ソファに倒れこむ青年の前髪を払ってやっていたC.C.は、不意に現れた少年に首を向けた。
 注意を怠っていたつもりは、微塵も無い。
 けれど、現れた。意味するところはなんとなくわかったが、あえて今は無視をした。
 魔女の瞳には、嫌悪は無い。
 その代わり、優しさも浮かんでいなかった。
 ロロは嫌悪を滲ませながら、それでも心配げにルルーシュへ視線をやった。
 ちゃりちゃりと、携帯につけられたロケットが揺れている。
 白いハートのストラップは、明らかに少年向けではない。
 あれは、今は意識を落としている男が最愛の妹へ送るために買っていたはずの品であることを思い出した。

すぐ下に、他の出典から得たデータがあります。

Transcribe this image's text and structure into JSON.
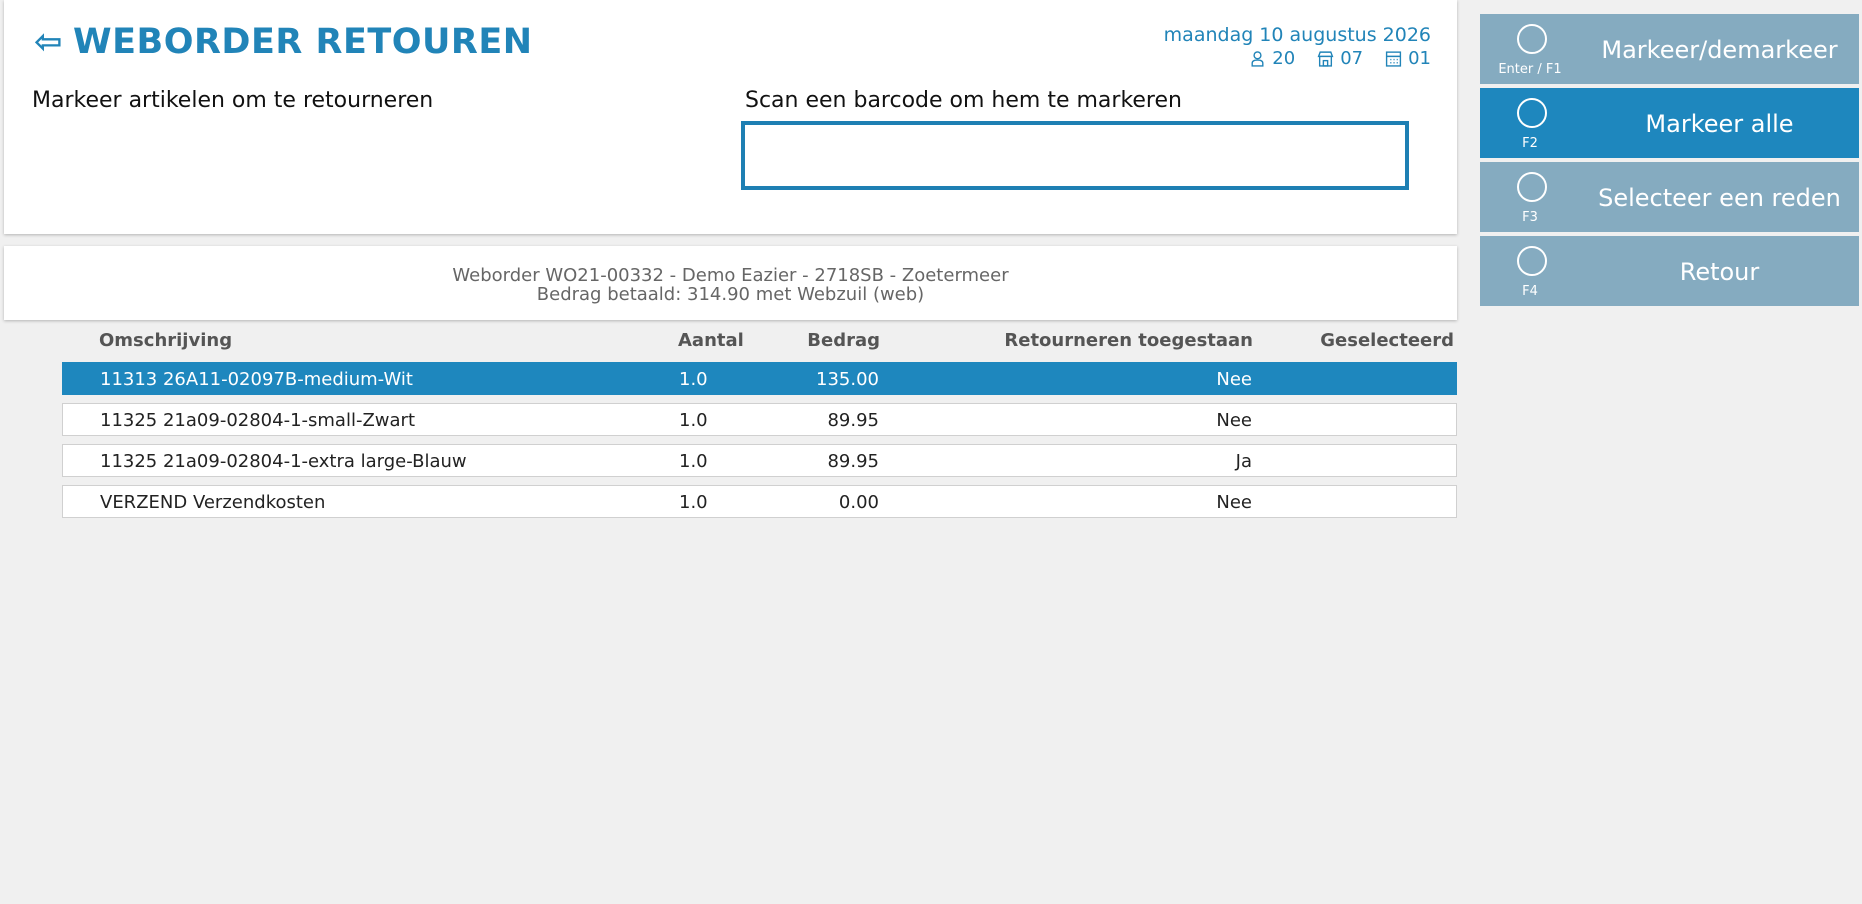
{
  "header": {
    "title": "WEBORDER RETOUREN",
    "date": "maandag 10 augustus 2026",
    "user_count": "20",
    "store_code": "07",
    "register_code": "01",
    "left_label": "Markeer artikelen om te retourneren",
    "scan_label": "Scan een barcode om hem te markeren",
    "scan_value": ""
  },
  "order": {
    "line1": "Weborder WO21-00332 - Demo Eazier - 2718SB - Zoetermeer",
    "line2": "Bedrag betaald: 314.90 met Webzuil (web)"
  },
  "table": {
    "headers": {
      "description": "Omschrijving",
      "quantity": "Aantal",
      "amount": "Bedrag",
      "return_allowed": "Retourneren toegestaan",
      "selected": "Geselecteerd"
    },
    "rows": [
      {
        "description": "11313 26A11-02097B-medium-Wit",
        "quantity": "1.0",
        "amount": "135.00",
        "return_allowed": "Nee",
        "selected": ""
      },
      {
        "description": "11325 21a09-02804-1-small-Zwart",
        "quantity": "1.0",
        "amount": "89.95",
        "return_allowed": "Nee",
        "selected": ""
      },
      {
        "description": "11325 21a09-02804-1-extra large-Blauw",
        "quantity": "1.0",
        "amount": "89.95",
        "return_allowed": "Ja",
        "selected": ""
      },
      {
        "description": "VERZEND Verzendkosten",
        "quantity": "1.0",
        "amount": "0.00",
        "return_allowed": "Nee",
        "selected": ""
      }
    ]
  },
  "sidebar": {
    "buttons": [
      {
        "key": "Enter / F1",
        "label": "Markeer/demarkeer"
      },
      {
        "key": "F2",
        "label": "Markeer alle"
      },
      {
        "key": "F3",
        "label": "Selecteer een reden"
      },
      {
        "key": "F4",
        "label": "Retour"
      }
    ]
  },
  "colors": {
    "accent": "#2184b8",
    "selected_row": "#1e87be",
    "button": "#85abc0",
    "button_active": "#1e87be"
  }
}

 マリアンヌと、幼少期の写真は飾ることを赦されない。
 いくら基本的に生徒の出入りを禁じているとはいえ、生徒会メンバーはクラブハウスに入室が自由なのだ。
 どのような経緯で、見つかるとも限らない。
 そして、物理的な証拠が見つかってしまえば誤魔化しは難しい。
 なにしろ、幼い頃のルルーシュやナナリーは兎も角マリアンヌは新聞などを遡ればいくらでも調べることは叶うのだから。

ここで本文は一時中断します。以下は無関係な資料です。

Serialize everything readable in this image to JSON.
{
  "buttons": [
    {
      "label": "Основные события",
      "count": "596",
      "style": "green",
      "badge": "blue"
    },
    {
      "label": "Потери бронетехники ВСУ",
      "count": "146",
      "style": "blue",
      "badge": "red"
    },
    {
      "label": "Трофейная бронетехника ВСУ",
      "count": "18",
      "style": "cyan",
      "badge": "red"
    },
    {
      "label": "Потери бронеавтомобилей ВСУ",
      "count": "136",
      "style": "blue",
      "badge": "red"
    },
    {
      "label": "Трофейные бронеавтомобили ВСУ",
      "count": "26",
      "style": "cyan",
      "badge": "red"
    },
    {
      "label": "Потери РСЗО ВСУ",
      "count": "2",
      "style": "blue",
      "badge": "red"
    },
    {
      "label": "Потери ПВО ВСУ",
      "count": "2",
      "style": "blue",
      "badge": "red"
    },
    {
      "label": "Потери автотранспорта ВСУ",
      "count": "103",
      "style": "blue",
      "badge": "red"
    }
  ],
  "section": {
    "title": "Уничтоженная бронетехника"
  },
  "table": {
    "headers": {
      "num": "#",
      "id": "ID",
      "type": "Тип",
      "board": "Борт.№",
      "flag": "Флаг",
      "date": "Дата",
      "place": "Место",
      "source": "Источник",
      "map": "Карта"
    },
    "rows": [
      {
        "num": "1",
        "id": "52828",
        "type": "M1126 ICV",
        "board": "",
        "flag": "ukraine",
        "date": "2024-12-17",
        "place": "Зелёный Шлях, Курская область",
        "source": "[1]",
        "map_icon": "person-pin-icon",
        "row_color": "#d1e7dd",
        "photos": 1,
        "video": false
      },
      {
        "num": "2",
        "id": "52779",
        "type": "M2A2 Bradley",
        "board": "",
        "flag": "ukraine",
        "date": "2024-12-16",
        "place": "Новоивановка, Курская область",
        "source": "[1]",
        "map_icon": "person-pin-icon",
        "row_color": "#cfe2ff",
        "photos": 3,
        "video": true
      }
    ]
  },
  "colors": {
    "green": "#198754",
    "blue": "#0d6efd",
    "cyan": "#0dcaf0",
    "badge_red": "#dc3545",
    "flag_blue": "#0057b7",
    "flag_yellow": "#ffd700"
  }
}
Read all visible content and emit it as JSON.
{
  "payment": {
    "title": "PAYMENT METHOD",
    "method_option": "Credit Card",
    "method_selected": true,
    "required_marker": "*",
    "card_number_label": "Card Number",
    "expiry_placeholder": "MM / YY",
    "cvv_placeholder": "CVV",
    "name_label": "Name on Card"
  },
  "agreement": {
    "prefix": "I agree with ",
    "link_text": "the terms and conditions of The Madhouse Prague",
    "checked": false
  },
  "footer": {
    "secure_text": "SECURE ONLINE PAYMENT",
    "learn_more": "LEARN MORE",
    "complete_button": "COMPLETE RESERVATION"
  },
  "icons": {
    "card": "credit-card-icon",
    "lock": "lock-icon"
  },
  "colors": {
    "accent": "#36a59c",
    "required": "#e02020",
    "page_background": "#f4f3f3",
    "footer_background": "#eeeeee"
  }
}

 せめて手元で、そっと覗くだけでも母と自分達の写真を入れておければ。
 そう思って、送ったのだったか。詳しいことは、シスコンの惚気にしかならないから話半分で流していたけれど。
 それを持つということは、敵かと冷静に断じる。
 C.C.の知るルルーシュとは、ナナリー至上主義者だ。
 本来ナナリーが持つはずのものを持っている、という時点で明らかに可笑しい。
「………兄さんは」
「兄さん? 嗚呼、なるほど。そういう"設定"なのか」
 言ってやれば、露骨な嫌悪を向けてくる。
 なんてわかりやすい。
 意地の悪い感情が擡げてくるが、その被害にあう前にロロはルルーシュを心配げに眺めやった。
 内心で舌を打つ。
「眠剤を強制的に摂取させて、無理矢理落とした。今ならば、殺せるぞ」
「………僕は、兄さんを殺すなんてしない」
「そうか。……本当の妹が、出てきたとしても?」
「……しない。兄さんは、僕に優しい世界を見せてくれる、希望を、未来をくれると言った。彼の妹に、ルルーシュは一度も嘘をつかないと約束をして、それを守っている」
 兄妹という立場で、今は同じ自分にも。
 同じ約束をしてくれた。ならば、破られることなどありえない、と。
 ロロは被りを振るった。魔女は聞くともなしに、ふぅん。と頷き、琥珀色の瞳を向ける。
「では、なにをしに来たんだ? ルルーシュを殺すわけでもない。私を捕らえるわけでもない」
「………屋上で、枢木卿と会っていた、って、聞いたから」
「いたな。そういえば」
 騒ぎの真っ最中に、逃げ出したが猫を抱いた男には嫌というほど見覚えがあった。
 彼女が学園内にいたことが、気に食わなかったのだろう。
 眉間へ皺を寄せたまま、にらみつけられたがやはり魔女はどこ吹く風だ。
「なに、言われたのかな、って、心配になって」
「そうか。………付いていてやれ」
「え」
「魔女に傍にいられるより、大事な弟が傍にいたほうが良いだろう。こいつの下の弟妹に対する溺愛振りは、洒落にならないぞ」
 覚悟しておくんだな。
 言って、立ち上がる。
 すれ違う間際も、慌てているものだから少しだけ笑えた。
 恐らくは、あのKMFのパイロットが少年なのだろう。
 彼は、絶体絶命的状況からルルーシュを助けた。
 自分を捕縛する任に当たってはいるのだろうが、それよりもゼロを選んでしまった。
 敵ではあるが、味方とも考えられる。
 任せても、大丈夫だろうと部屋を出た。
 眠り続ける魔王の真意を、魔女は知らなかった。
 知りようも無かったのだから、当然だけれど。 


***
 C.C.様、あとからルルに文句垂れられそうです。(寝起き一発目がロロで最悪だった、とか。←
 彼女の「少なくとも敵ではないだろう」みたいな先週の発言が、彼女の本意だったと思いますがそうするとこの二人にすれ違いが出来たということでそれはちょっと恐いと思ったり。